I was lucky to live my first 32 years without losing a friend to anything other than distance and diverging interests. That streak ended last weekend with the death of a great man, a great friend, Anton Cavka.
Anton barged into my life through Pete, a mutual friend in the party circuit in Tokyo. Shotgunning beers in his Harajuku office/house is among my earliest, hazy memories of hanging out with him. I reveled in his stories of alcohol-fueled insanity, female conquest, and the legend of his right cross from God. He was loud, bold, but with the humility necessary to know he was not everything – in his own words, he always sought out the most unapproachable person at the bar, whether male or female, and engaged them in conversation. He commanded attention, an archetypal alpha male – he was everything I was not, and I looked up to him immediately as a result.
That was late 2007 and Anton was at the top of his business game, having built his car dealing company from scratch into a thriving machine with 20 employees turning over thousands of cars. He was passionate about his work, and he had an incredible drive to toil all day long, then hit the bars until the early morn and do it all over again. What I admired most was his willpower to pave his own way, to make the orders instead of taking them.
Late that year I was on a ski trip with Pete when I noticed he was upset – something had happened to Anton. I had no idea what, and strangely I don’t recall ever knowing that he had cancer at the time. Even well into the next year when he was receiving double chemo doses every couple weeks back in his hometown of Melbourne, Australia, I didn’t know what he was going through or even ask. Maybe I was afraid to know, or maybe I just had too much faith that Anton’s power would prevail over any obstacle.
In any case, after hanging out only sporadically in 2007, during his chemo Pete and I became his main partners in his Tokyo escape from the intense suffering of the Melbourne treatments, which Anton described in a guest contribution to this blog. Over the weeks from April to September we downed bottle after bottle of sickly sweet apricot liqueur, washed prescription painkillers and antidepressants down with fine Australia reds and bottled Asahi, and watched Apocalypse Now, often twice per sitting, until we could quote every line even after consuming the aforementioned cocktails. We dined, hit the beach, we traipsed around the city in his bright yellow Hummer, and then later in his plush-as-the-living-room-sofa black Mercedes S500.

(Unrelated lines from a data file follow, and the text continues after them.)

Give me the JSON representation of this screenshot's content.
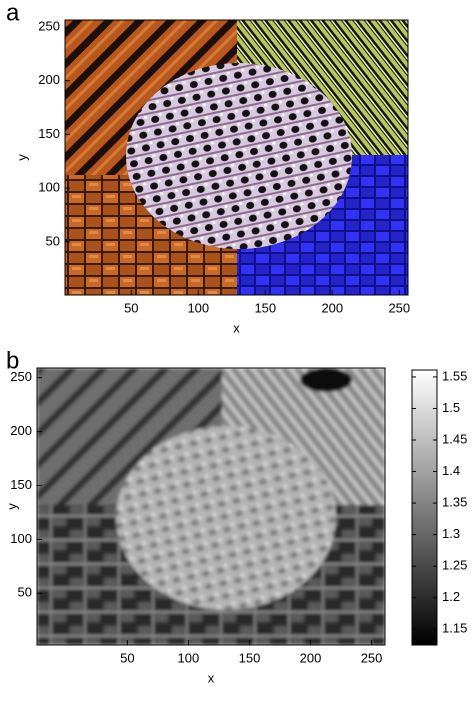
{
  "chart_data": [
    {
      "type": "image",
      "panel_label": "a",
      "xlabel": "x",
      "ylabel": "y",
      "xlim": [
        0.5,
        256.5
      ],
      "ylim": [
        0.5,
        256.5
      ],
      "xticks": [
        50,
        100,
        150,
        200,
        250
      ],
      "yticks": [
        50,
        100,
        150,
        200,
        250
      ]
    },
    {
      "type": "image",
      "panel_label": "b",
      "xlabel": "x",
      "ylabel": "y",
      "xlim": [
        -24,
        261
      ],
      "ylim": [
        2,
        259
      ],
      "xticks": [
        50,
        100,
        150,
        200,
        250
      ],
      "yticks": [
        50,
        100,
        150,
        200,
        250
      ],
      "colormap": "gray",
      "clim": [
        1.125,
        1.561
      ],
      "cticks": [
        1.15,
        1.2,
        1.25,
        1.3,
        1.35,
        1.4,
        1.45,
        1.5,
        1.55
      ]
    }
  ]
}
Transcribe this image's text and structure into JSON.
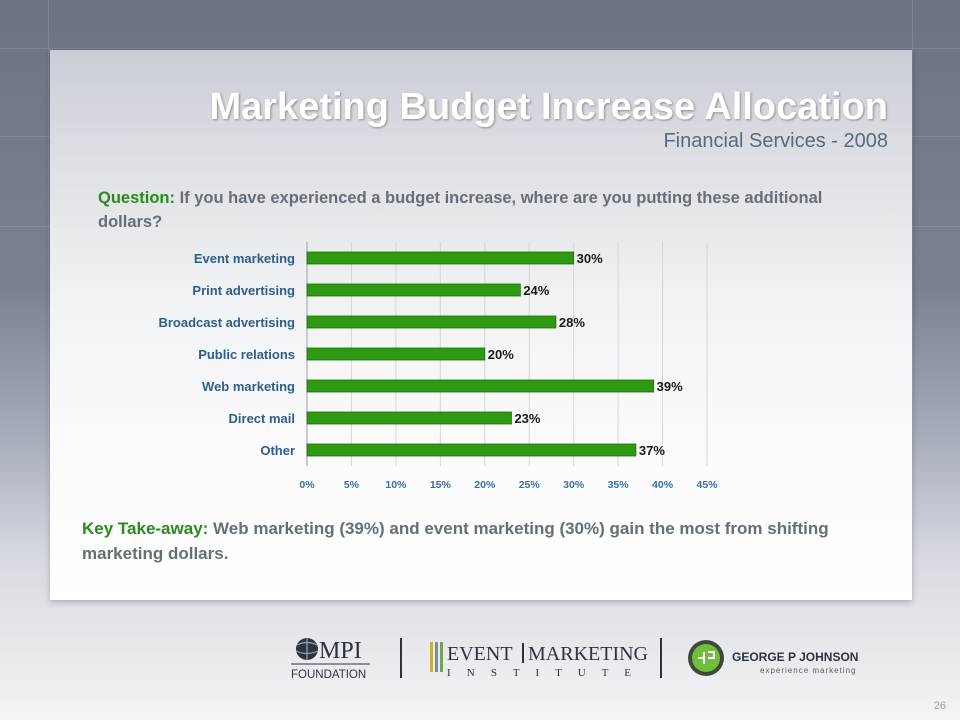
{
  "slide": {
    "title": "Marketing Budget Increase Allocation",
    "subtitle": "Financial Services - 2008",
    "question_label": "Question:",
    "question_text": "If you have experienced a budget increase, where are you putting these additional dollars?",
    "takeaway_label": "Key Take-away:",
    "takeaway_text": "Web marketing (39%) and event marketing (30%) gain the most from shifting marketing dollars.",
    "page_number": "26"
  },
  "logos": {
    "mpi_text": "MPI",
    "mpi_sub": "FOUNDATION",
    "emi_top_left": "EVENT",
    "emi_top_right": "MARKETING",
    "emi_bottom": "I N S T I T U T E",
    "gpj_name": "GEORGE P JOHNSON",
    "gpj_tagline": "experience marketing"
  },
  "colors": {
    "bar": "#2e9a12",
    "bar_edge": "#1f6e0a",
    "label_green": "#2a8a1e",
    "axis_text": "#3a6ea8"
  },
  "chart_data": {
    "type": "bar",
    "orientation": "horizontal",
    "categories": [
      "Event marketing",
      "Print advertising",
      "Broadcast advertising",
      "Public relations",
      "Web marketing",
      "Direct mail",
      "Other"
    ],
    "values": [
      30,
      24,
      28,
      20,
      39,
      23,
      37
    ],
    "data_labels": [
      "30%",
      "24%",
      "28%",
      "20%",
      "39%",
      "23%",
      "37%"
    ],
    "x_ticks": [
      "0%",
      "5%",
      "10%",
      "15%",
      "20%",
      "25%",
      "30%",
      "35%",
      "40%",
      "45%"
    ],
    "xlim": [
      0,
      45
    ],
    "grid": true,
    "legend": "none"
  }
}
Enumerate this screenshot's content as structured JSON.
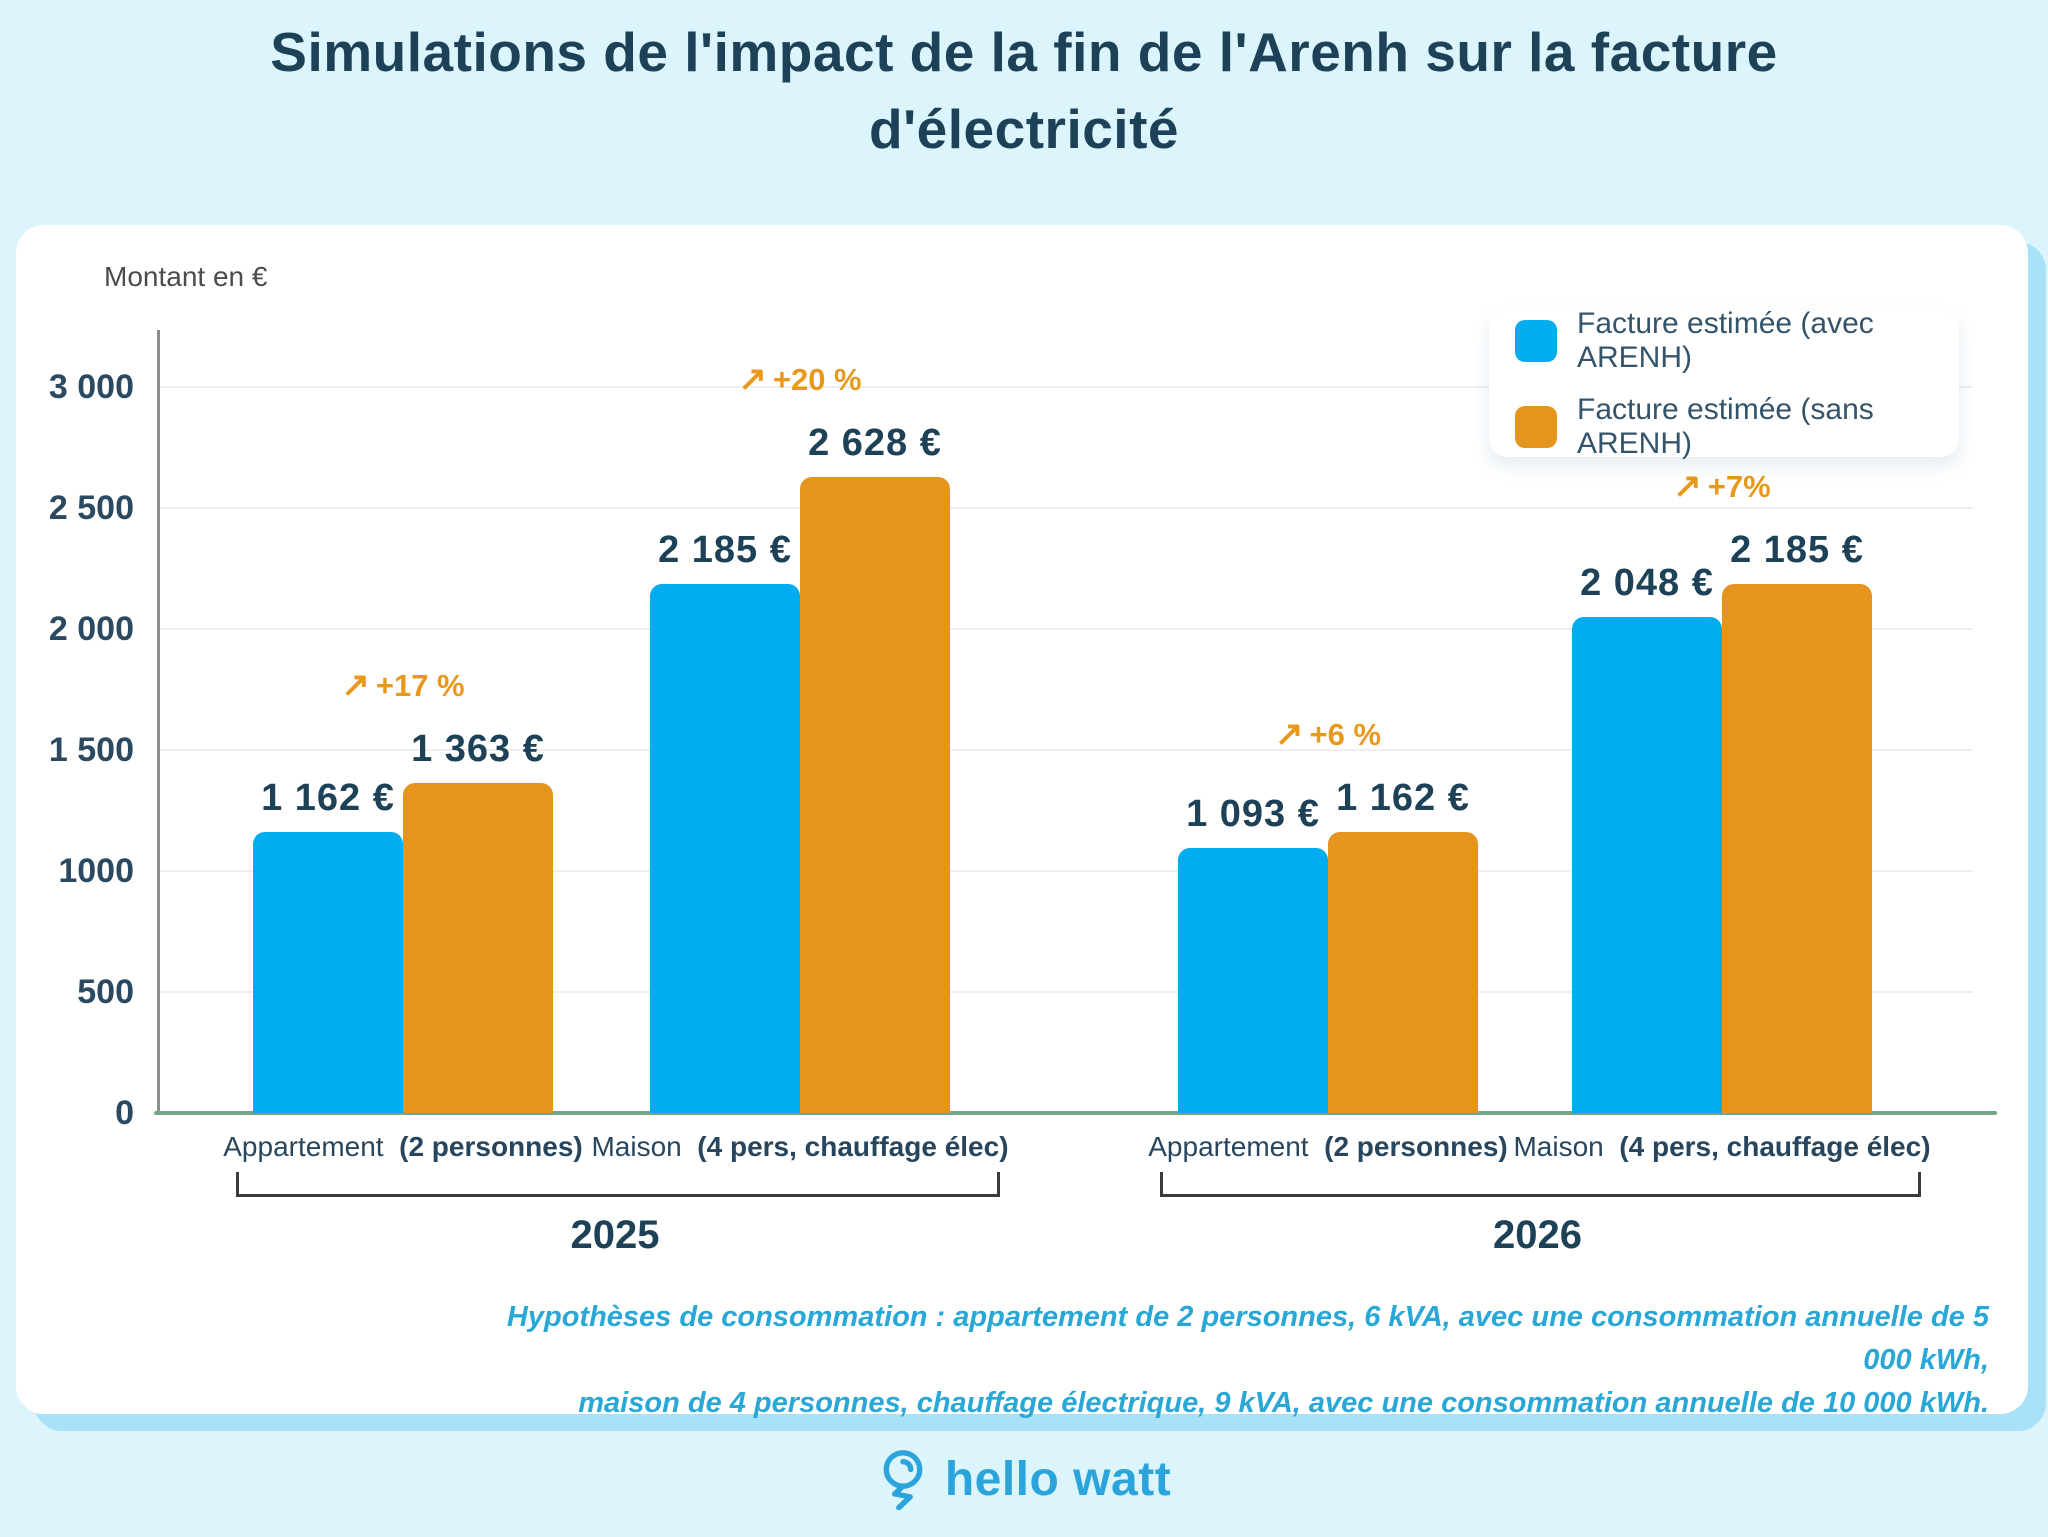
{
  "page": {
    "title": "Simulations de l'impact de la fin de l'Arenh sur la facture d'électricité",
    "title_line1": "Simulations de l'impact de la fin de l'Arenh sur la facture",
    "title_line2": "d'électricité",
    "footer_brand": "hello watt"
  },
  "chart": {
    "y_axis_label": "Montant en €",
    "legend": [
      {
        "label": "Facture estimée (avec ARENH)",
        "color": "#00adee"
      },
      {
        "label": "Facture estimée (sans ARENH)",
        "color": "#e5941e"
      }
    ],
    "footnote_line1": "Hypothèses de consommation : appartement de 2 personnes, 6 kVA, avec une consommation annuelle de 5 000 kWh,",
    "footnote_line2": "maison de 4 personnes, chauffage électrique, 9 kVA, avec une consommation annuelle de 10 000 kWh."
  },
  "chart_data": {
    "type": "bar",
    "title": "Simulations de l'impact de la fin de l'Arenh sur la facture d'électricité",
    "ylabel": "Montant en €",
    "ylim": [
      0,
      3000
    ],
    "grid": true,
    "legend_position": "top-right",
    "arrow": "↗",
    "y_ticks": [
      {
        "value": 3000,
        "label": "3 000"
      },
      {
        "value": 2500,
        "label": "2 500"
      },
      {
        "value": 2000,
        "label": "2 000"
      },
      {
        "value": 1500,
        "label": "1 500"
      },
      {
        "value": 1000,
        "label": "1000"
      },
      {
        "value": 500,
        "label": "500"
      },
      {
        "value": 0,
        "label": "0"
      }
    ],
    "series": [
      {
        "name": "Facture estimée (avec ARENH)",
        "color": "#00adee"
      },
      {
        "name": "Facture estimée (sans ARENH)",
        "color": "#e5941e"
      }
    ],
    "groups": [
      {
        "year": "2025",
        "category": "Appartement",
        "category_detail": "(2 personnes)",
        "avec_arenh": 1162,
        "sans_arenh": 1363,
        "avec_label": "1 162 €",
        "sans_label": "1 363 €",
        "pct_label": "+17 %"
      },
      {
        "year": "2025",
        "category": "Maison",
        "category_detail": "(4 pers, chauffage élec)",
        "avec_arenh": 2185,
        "sans_arenh": 2628,
        "avec_label": "2 185 €",
        "sans_label": "2 628 €",
        "pct_label": "+20 %"
      },
      {
        "year": "2026",
        "category": "Appartement",
        "category_detail": "(2 personnes)",
        "avec_arenh": 1093,
        "sans_arenh": 1162,
        "avec_label": "1 093 €",
        "sans_label": "1 162 €",
        "pct_label": "+6 %"
      },
      {
        "year": "2026",
        "category": "Maison",
        "category_detail": "(4 pers, chauffage élec)",
        "avec_arenh": 2048,
        "sans_arenh": 2185,
        "avec_label": "2 048 €",
        "sans_label": "2 185 €",
        "pct_label": "+7%"
      }
    ],
    "year_groups": [
      {
        "label": "2025"
      },
      {
        "label": "2026"
      }
    ]
  }
}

The defining point of the year was our trip to Shimoda at the end of the summer. We drove the Benz down with a cooler full of fine sausages, cheese, cab sav’s, imported beers, and the usual assortment from the medicine cabinet. After imbibing some of all of these we peered out on the ocean and saw a rock jutting out of the surface, perhaps a kilometer out. “Let’s go there”, Anton proposed. More sinker than swimmer, I was ready to get my shoes and walk to a point closer to the rock, but before I knew it Anton and Pete were gearing up with flippers and goggles, screaming “If I say it’s safe to surf this beach, Captain, then it’s safe to surf this beach!” and I had no choice but to fall in line. We plunged into the cool waters and took off toward our target. I gasped and gagged and struggled to stay afloat as the other two shouted Kilgore quotes between breaths. At least a couple times they had to hang back and help me as I reverted to panicked doggy paddle, which did little to aid my exhaustion.
Finally the great rock was large before our eyes and I had sacred solid ground to stand on. Then it was my turn to show these water rats what a land shark could do. A climber since youth, I scaled the craggy jut with bare feet and perched myself atop the world with arms outstretched. It was then that Anton, drunk and drugged, with months of accumulated poisoning through chemotherapy, having just dragged me a km through the waters of Izu, all the while screaming at the top of his lungs, steadied his hand and snapped the best photograph of me that has been or ever will be taken. He caught the single moment in time when I was as confident, as powerful, as bold as he.
After the great rock we waded in the waters of a nearby cave, laughed, smiled, and enjoyed the feat we had accomplished. More than just the swim, it was the culmination of five months of bi-weekly marathon hangouts with best friends, united by the single purpose of enjoying the life that we have. Those waters cleansed us, and the experience solidified the three of us as true friends in this journey.